Abstract: Schools As Learning Organizations: Evaluating Factor Structure and Measurement Invariance across Professional Role (Society for Social Work and Research 22nd Annual Conference - Achieving Equal Opportunity, Equity, and Justice)

Schools As Learning Organizations: Evaluating Factor Structure and Measurement Invariance across Professional Role

Schedule:
Friday, January 12, 2018: 4:30 PM
Liberty BR Salon I (ML 4) (Marriott Marquis Washington DC)
* noted as presenting author
Sarah Rabiner Eisensmith, MSW, Ph. D. Student, University of North Carolina at Chapel Hill, Chapel Hill, NC
David Ansong, PhD, Assistant Professor, University of North Carolina at Chapel Hill, Chapel Hill, NC
Moses Okumu, MSW, Ph. D. Student, University of Toronto, Toronto, ON, Canada
Background and Purpose: Public schools face the challenge of meeting increasing performance standards without significant changes in support. One way to improve student achievement is to promote working relationships among school employees. Organizational learning—a special type of organizational culture in which the organization values, acquires and uses information from stakeholders to plan, implement and evaluate strategies to achieve goals—represents one way of conceptualizing the working relationships among school employees. This study uses data from the School Success Profile Learning Organization (SSP-LO) to assess the factor structure of organizational learning.

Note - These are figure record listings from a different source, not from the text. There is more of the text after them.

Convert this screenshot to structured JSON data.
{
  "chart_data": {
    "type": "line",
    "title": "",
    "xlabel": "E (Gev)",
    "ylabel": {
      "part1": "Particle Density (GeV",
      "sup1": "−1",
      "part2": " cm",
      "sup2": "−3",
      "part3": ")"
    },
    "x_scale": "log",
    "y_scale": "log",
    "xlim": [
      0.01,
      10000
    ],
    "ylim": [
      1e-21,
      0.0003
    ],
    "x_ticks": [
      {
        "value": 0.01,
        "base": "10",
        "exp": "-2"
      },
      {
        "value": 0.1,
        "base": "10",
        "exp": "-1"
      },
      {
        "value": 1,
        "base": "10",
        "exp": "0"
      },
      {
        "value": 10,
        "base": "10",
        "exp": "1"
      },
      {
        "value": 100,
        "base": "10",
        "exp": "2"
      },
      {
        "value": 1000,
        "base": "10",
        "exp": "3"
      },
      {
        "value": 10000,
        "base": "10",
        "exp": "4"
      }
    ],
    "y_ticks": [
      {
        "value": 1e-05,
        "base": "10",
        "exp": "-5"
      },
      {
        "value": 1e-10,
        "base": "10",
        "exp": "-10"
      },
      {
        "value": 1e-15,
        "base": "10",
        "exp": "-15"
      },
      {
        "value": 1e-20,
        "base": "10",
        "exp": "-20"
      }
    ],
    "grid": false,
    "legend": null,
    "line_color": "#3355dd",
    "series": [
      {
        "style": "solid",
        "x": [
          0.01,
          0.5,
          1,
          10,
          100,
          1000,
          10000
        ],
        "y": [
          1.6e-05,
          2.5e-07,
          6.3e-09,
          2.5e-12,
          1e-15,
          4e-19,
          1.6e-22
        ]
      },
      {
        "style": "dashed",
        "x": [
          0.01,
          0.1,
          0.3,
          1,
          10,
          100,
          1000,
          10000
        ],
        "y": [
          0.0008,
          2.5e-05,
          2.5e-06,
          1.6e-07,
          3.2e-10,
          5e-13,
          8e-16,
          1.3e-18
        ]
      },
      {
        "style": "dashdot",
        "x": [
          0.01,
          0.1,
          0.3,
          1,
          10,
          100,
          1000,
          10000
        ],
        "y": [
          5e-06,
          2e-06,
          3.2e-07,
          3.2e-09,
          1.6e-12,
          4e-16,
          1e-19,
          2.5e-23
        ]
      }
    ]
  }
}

Methods: The SSP-LO was administered to 3,065 employees at 68 schools from 2005 to 2009.  The SSP-LO used a 36-item learning organization measure and a six-point response scale to assess 12 organizational dimensions (common purpose, respect, cohesion, trust, mutual support, and optimism, team orientation, innovation, involvement, information flow, tolerance for error, and results orientation). Confirmatory factor analysis (CFA) were used to validate the two-correlated factor model proposed by Bowen, Rose and Ware (2006). The weighted least squares estimator adjusted for means and variances (WLSMV) in Mplus 7.11 was used. Invariance across participant role (i.e., teaching versus non-teaching staff) was assessed.

Results: The model with a two correlated first-order factor structure had a good fit (χ2=1496.554, df=241, p<.001, RMSEA=.043, 90% CI [.041-.045], CFI=.963, TLI=.958, two factors correlation=.459). The invariance test results show that the separate models for teaching and non-teaching staff had good model fit with the data with factor loadings ≥ .30. The configural model showed excellent fit with the data (χ2=1603.08, df=478, p<.001, RMSEA=.041, 90% CI [.038-.043], CFI=.974, TLI=.963), suggesting that teaching and non-teaching staff had similar factor structure. Similarly, the factor loadings were invariant (χ2=1634.26, df=501, p<.001, RMSEA=.040, 90% CI [.038-.042], CFI=.968, TLI=.964). The chi-square difference test between the configural and model with all factor loadings invariant yielded statistically nonsignificant results (Δχ2 = 20.23, Δdf = 23), suggesting that the data support the equivalence of factor loadings for teaching and non-teaching staff.

Discussion: Although school organizational features have long been deemed critical to students’ success, measurement tools to assess these features of schools are underdeveloped. This study found that the SSP-LO validly and reliably measures two domains of organization learning regardless of professional role of the organizational staff.

Implications: The SSP-LO has wide application and may be used with teaching and non-teaching staff. Thus, researchers and practitioners do not have to invest time or resources in developing role-specific instruments, thereby addressing some of the financial challenges to the widespread use of validated instruments.